I think where Spider-Man: Far From Home also stumbled a bit was falling prey to a classic (Marvel) blunder. Yes, they got into a land war in Asia, but also what was supposed to be a movie about Spider-Man felt overshadowed by Iron Man and, indeed, all of the Avengers, what with this being a follow-up to Avengers: Endgame, and indeed referencing the fallout from that movie quite a bit. One of the pitfalls of the long-term storytelling that the MCU employs is that each film runs the risk of not quite striking that balance between telling its own story and continuing the overarching story underlying all of the films. Spider-Man: Far From Home is a good popcorn movie and a riveting summer blockbuster, but without a whole lot of real substance. There was one throughline about Peter picking up the torch that Iron Man was carrying, which demonstrated both the calibre of actor that both Holland and Favreau are (that is to say, very high), and a thematic thread that really could have tied the film together, man.

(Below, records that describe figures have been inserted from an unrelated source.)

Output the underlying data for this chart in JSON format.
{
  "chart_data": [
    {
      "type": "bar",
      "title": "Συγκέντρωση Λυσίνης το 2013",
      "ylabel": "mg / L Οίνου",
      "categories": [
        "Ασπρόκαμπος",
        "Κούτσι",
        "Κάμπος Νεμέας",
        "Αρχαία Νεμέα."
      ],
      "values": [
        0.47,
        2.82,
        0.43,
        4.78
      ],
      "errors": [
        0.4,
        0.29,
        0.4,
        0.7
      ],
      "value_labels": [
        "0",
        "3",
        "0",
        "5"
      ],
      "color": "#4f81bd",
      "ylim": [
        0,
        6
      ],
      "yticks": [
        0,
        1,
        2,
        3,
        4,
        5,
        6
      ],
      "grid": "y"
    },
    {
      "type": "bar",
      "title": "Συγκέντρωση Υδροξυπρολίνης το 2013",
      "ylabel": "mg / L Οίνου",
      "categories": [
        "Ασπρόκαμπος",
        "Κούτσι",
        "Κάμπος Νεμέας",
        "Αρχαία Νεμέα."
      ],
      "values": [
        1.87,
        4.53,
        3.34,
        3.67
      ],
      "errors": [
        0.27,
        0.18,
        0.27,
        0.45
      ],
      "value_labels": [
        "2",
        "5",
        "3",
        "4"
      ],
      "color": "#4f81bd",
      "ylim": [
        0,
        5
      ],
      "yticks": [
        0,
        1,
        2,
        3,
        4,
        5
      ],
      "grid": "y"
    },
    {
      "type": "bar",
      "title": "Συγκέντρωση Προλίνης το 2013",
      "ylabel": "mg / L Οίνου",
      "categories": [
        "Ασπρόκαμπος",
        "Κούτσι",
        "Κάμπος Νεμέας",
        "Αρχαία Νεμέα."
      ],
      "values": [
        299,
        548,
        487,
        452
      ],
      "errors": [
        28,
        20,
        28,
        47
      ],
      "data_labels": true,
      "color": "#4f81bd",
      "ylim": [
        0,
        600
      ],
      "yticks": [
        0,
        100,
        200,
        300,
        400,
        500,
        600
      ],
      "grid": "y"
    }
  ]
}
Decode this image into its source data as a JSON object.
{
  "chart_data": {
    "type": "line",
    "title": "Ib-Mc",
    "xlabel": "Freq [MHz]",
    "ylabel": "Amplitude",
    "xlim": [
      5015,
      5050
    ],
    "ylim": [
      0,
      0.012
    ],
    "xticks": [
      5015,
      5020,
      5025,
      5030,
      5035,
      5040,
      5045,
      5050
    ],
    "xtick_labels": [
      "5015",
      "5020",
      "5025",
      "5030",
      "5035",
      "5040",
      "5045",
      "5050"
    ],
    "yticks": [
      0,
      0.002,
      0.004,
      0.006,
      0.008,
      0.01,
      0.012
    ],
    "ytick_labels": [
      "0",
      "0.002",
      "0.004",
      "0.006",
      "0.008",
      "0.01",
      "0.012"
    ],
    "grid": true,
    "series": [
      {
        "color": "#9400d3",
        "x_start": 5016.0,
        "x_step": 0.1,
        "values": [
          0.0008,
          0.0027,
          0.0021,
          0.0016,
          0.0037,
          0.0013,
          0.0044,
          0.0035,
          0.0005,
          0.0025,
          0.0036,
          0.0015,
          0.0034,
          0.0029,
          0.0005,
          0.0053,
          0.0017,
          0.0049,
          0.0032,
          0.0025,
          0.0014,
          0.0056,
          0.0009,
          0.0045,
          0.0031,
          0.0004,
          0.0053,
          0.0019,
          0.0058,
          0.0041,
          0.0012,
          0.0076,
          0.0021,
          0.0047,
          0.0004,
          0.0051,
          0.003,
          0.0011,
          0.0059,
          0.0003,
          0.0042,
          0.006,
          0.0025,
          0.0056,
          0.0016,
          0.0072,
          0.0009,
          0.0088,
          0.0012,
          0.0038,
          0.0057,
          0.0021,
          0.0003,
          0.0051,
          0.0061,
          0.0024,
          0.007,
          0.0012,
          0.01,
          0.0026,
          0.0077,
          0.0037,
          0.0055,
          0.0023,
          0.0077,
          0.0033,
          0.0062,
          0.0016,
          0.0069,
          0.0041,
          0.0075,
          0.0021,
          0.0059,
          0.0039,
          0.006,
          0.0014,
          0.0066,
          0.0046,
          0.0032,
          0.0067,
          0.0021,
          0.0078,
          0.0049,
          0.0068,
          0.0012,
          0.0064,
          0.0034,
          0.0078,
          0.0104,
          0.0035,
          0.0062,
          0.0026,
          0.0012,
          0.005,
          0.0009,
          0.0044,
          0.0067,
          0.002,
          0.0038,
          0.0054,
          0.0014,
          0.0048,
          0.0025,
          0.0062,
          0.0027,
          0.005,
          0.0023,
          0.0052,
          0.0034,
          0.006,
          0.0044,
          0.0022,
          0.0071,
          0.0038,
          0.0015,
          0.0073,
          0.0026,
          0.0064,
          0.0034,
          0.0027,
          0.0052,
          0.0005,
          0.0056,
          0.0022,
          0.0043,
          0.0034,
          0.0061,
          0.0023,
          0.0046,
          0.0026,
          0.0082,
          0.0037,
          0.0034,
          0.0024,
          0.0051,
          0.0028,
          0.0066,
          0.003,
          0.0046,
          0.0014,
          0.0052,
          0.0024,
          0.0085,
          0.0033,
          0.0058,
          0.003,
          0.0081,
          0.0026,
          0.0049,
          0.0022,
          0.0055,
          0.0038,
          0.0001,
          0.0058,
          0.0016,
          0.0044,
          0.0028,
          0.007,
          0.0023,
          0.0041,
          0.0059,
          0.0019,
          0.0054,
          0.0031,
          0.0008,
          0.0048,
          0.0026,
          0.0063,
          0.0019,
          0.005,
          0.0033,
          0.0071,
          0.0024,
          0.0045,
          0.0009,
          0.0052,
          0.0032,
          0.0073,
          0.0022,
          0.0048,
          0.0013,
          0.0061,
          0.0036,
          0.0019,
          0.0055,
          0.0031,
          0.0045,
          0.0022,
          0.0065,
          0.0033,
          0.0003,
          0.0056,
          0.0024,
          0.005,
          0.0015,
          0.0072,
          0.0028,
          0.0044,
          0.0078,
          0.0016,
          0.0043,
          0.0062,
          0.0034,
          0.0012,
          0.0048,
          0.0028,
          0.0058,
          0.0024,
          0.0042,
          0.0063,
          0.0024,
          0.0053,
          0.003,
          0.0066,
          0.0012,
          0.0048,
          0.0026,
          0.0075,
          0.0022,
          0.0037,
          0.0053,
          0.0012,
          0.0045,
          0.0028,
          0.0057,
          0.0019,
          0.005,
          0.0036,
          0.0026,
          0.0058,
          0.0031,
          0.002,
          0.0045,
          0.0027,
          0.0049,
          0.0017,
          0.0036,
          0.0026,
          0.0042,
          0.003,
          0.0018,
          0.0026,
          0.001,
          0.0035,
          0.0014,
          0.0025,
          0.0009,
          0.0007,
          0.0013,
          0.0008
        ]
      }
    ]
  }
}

As it is, Spider-Man: Far From Home is a great theatre-going experience, but an utterly safe film that took zero risks and was a bit too muddled in the multiple stories it was trying to tell. If you want a great popcorn flick, Spider-Man: Far From Home has you covered. If you’re looking to sink your cinematic teeth into something a little bit more substantial, well, you may want to see what else is on the menu.